In the years since this decision, the federal appellate courts have been divided over the continued viability of the outrageous-misconduct defense. But several have squarely said that it exists. They include the influential U.S. Circuit Court of Appeals for the District of Columbia, which has said that such an outright dismissal of a case should be reserved for instances of "coercion, violence, or brutality to the person."

The applicability of the defense to the prosecution of Mohammed is obvious, given his repeated waterboarding, among other official acts. Because the government used methods that were so "close to the rack and screw," it seems that a court could avoid dismissing the prosecution only by eliminating the outrageous-misconduct defense - that is, ruling that it no longer exists.

The Supreme Court has never said this, and the appeals courts are divided on the question. Meanwhile, the present Supreme Court has been anything but reluctant to address major legal questions flowing from the government's war with al-Qaeda. As such, Mohammed's case would seem bound for the Supreme Court, maybe even before he can be tried.
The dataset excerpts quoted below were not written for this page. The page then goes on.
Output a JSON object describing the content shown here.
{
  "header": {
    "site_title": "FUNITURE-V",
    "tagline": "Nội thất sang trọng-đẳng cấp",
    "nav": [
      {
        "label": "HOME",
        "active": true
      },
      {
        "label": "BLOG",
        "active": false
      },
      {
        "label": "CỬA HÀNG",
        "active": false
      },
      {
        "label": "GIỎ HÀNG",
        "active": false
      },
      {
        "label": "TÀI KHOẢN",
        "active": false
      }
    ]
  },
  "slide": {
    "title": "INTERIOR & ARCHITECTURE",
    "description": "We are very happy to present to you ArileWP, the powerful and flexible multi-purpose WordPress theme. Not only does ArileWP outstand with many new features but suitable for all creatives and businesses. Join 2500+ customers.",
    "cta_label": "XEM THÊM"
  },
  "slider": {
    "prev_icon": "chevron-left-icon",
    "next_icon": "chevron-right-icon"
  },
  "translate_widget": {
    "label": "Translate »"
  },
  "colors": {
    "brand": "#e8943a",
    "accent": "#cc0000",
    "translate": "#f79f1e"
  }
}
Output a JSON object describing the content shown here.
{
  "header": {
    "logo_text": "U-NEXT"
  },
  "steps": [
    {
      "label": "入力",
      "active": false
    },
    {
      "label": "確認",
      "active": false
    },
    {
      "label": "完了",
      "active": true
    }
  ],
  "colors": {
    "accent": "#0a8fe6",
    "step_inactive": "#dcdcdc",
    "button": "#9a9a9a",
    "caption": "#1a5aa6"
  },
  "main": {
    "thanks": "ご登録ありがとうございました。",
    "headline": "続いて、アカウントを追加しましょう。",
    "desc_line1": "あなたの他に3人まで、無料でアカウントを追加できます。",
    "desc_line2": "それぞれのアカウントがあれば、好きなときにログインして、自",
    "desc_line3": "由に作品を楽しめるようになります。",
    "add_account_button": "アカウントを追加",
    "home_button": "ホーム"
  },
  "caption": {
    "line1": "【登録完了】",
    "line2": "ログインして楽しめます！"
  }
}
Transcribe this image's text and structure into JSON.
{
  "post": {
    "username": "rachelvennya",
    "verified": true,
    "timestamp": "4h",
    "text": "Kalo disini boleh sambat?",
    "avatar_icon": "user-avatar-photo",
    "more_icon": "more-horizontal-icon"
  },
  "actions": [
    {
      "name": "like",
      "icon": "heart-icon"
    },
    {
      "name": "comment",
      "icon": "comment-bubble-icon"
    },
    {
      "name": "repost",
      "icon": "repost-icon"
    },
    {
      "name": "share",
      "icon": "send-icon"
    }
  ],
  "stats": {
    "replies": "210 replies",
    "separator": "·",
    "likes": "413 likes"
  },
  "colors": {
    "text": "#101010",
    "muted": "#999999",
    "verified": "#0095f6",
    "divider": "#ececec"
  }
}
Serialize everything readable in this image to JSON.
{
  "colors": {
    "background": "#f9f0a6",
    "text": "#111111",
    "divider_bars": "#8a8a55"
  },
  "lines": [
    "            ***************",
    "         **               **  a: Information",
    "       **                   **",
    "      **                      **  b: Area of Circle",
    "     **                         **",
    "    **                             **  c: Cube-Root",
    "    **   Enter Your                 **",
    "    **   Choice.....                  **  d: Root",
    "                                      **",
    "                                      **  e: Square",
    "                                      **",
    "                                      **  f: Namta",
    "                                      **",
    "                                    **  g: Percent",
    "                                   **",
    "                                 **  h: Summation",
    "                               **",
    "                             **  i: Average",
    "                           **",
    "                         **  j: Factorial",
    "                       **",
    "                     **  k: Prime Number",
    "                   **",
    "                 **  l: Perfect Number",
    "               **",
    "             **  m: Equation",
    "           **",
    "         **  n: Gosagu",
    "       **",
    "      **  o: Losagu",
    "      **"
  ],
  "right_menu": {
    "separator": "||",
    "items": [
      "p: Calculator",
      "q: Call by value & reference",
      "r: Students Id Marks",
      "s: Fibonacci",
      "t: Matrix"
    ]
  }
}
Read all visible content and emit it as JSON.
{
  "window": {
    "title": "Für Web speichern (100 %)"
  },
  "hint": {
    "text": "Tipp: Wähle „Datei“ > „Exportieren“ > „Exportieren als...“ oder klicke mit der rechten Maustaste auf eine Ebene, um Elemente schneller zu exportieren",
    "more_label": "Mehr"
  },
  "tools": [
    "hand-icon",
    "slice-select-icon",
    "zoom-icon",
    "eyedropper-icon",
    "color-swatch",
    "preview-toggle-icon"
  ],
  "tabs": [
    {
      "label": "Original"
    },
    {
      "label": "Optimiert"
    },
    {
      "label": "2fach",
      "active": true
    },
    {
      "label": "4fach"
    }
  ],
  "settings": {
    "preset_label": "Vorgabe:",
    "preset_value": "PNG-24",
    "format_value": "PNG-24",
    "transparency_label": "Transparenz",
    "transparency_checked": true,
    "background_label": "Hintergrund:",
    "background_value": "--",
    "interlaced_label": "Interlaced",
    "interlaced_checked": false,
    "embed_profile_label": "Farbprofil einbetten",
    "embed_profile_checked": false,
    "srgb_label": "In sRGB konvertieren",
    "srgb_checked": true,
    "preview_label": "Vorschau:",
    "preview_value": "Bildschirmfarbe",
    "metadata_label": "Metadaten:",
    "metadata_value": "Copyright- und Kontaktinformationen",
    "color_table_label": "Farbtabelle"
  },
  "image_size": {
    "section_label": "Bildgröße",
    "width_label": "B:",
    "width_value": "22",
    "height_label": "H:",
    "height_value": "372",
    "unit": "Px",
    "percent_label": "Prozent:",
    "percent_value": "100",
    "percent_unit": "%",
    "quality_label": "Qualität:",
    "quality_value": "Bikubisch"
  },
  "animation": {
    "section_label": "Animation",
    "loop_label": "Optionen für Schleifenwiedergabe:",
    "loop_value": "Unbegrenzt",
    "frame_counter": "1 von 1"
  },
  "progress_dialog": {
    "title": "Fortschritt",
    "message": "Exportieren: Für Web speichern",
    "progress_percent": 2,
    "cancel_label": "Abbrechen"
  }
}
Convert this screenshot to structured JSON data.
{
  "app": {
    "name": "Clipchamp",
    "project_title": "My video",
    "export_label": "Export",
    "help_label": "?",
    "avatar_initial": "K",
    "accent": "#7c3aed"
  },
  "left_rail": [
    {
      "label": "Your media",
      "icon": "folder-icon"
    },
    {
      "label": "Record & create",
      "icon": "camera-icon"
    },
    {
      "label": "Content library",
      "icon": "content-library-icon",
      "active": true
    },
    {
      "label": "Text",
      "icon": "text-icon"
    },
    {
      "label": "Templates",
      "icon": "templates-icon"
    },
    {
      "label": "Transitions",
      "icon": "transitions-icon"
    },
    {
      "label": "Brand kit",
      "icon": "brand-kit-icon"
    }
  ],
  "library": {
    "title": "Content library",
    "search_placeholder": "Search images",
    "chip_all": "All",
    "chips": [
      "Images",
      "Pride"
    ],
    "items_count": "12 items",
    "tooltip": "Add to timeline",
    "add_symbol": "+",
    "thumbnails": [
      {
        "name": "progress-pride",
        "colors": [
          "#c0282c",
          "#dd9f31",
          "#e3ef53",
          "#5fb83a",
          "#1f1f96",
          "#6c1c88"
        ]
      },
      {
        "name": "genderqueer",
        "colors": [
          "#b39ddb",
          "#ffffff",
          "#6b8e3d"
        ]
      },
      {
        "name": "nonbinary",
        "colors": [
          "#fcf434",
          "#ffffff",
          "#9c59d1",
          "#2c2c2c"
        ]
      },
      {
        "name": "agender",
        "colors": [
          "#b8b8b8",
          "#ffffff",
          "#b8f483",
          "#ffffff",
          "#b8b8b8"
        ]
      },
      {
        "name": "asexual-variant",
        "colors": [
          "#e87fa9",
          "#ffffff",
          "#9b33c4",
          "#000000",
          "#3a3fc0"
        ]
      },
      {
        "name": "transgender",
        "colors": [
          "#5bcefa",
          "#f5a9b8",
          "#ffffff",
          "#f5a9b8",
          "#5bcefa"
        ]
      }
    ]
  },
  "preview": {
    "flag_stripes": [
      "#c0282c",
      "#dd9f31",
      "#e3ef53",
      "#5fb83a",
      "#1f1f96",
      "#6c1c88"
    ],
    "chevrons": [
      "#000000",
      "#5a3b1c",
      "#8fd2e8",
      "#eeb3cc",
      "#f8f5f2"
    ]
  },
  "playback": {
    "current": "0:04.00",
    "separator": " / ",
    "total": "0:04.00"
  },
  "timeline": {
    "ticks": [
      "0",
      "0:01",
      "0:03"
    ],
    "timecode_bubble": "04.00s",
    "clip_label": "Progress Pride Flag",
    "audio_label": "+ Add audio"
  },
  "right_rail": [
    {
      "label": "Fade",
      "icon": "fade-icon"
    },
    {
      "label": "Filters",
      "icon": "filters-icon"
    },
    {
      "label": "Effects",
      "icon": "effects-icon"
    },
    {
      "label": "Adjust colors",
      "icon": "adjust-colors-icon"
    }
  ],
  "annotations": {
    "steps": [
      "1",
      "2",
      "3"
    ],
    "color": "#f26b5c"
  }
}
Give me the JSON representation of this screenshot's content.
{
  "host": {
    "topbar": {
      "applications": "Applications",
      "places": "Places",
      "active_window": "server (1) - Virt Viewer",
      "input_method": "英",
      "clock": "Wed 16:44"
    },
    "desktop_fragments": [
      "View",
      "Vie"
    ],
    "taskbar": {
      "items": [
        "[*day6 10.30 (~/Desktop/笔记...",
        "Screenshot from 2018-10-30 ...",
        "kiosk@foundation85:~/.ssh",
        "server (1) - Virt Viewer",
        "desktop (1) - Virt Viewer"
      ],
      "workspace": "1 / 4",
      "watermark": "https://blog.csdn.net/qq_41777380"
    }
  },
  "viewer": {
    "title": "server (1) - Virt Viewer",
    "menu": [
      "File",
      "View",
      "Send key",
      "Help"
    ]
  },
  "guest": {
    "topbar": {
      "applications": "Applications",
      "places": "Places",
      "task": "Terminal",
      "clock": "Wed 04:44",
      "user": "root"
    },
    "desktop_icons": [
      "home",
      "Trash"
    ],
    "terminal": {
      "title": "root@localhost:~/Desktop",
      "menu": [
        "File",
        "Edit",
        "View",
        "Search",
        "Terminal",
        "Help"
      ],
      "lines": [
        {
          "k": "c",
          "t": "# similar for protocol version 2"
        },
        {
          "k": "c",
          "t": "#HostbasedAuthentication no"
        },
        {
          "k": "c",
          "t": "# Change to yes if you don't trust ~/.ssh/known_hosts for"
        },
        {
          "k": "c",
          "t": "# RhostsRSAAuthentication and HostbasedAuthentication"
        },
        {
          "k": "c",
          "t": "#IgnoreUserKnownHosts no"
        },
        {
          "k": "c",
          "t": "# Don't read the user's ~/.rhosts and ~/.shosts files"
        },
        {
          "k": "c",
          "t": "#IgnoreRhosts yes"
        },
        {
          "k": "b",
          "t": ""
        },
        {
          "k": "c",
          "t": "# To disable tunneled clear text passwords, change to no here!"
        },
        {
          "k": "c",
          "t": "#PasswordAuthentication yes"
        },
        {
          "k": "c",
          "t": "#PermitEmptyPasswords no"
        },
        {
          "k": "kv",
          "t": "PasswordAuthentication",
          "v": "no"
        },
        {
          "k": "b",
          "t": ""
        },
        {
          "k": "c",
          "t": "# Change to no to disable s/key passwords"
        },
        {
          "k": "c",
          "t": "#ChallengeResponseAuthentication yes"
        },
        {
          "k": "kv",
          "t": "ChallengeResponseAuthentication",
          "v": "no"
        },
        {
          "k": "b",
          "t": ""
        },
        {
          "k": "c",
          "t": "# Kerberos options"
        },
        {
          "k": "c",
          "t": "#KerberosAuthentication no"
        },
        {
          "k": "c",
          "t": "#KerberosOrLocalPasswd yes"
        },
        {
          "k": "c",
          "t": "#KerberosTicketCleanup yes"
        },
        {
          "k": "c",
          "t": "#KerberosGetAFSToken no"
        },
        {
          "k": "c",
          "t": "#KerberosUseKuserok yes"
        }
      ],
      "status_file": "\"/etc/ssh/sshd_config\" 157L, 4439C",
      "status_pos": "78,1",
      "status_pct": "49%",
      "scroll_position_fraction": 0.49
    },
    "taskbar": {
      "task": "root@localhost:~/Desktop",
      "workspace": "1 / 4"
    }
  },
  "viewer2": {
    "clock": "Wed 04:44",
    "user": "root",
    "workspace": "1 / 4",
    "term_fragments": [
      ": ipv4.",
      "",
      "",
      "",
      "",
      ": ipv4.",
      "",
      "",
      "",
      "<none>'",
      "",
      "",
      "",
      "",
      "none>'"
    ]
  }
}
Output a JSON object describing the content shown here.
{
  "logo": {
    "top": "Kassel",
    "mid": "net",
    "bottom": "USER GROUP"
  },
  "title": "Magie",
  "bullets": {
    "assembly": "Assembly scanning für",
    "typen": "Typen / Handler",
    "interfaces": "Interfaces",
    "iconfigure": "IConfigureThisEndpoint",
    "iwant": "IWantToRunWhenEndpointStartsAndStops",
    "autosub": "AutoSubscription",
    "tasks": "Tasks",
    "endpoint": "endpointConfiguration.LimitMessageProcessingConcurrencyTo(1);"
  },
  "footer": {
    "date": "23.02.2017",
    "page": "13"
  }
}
On its way there, it will force the federal courts to confront the central questions in the debate over torture. The unavoidable issues include whether what was done to Mohammed "shocks the conscience," because it was indeed, by anyone's sensible definition, torture. The courts will also have to decide whether the government is so culpable in the victimization of the defendant that it has forfeited its right to call him to account for his role in the murders of the victims of 9/11.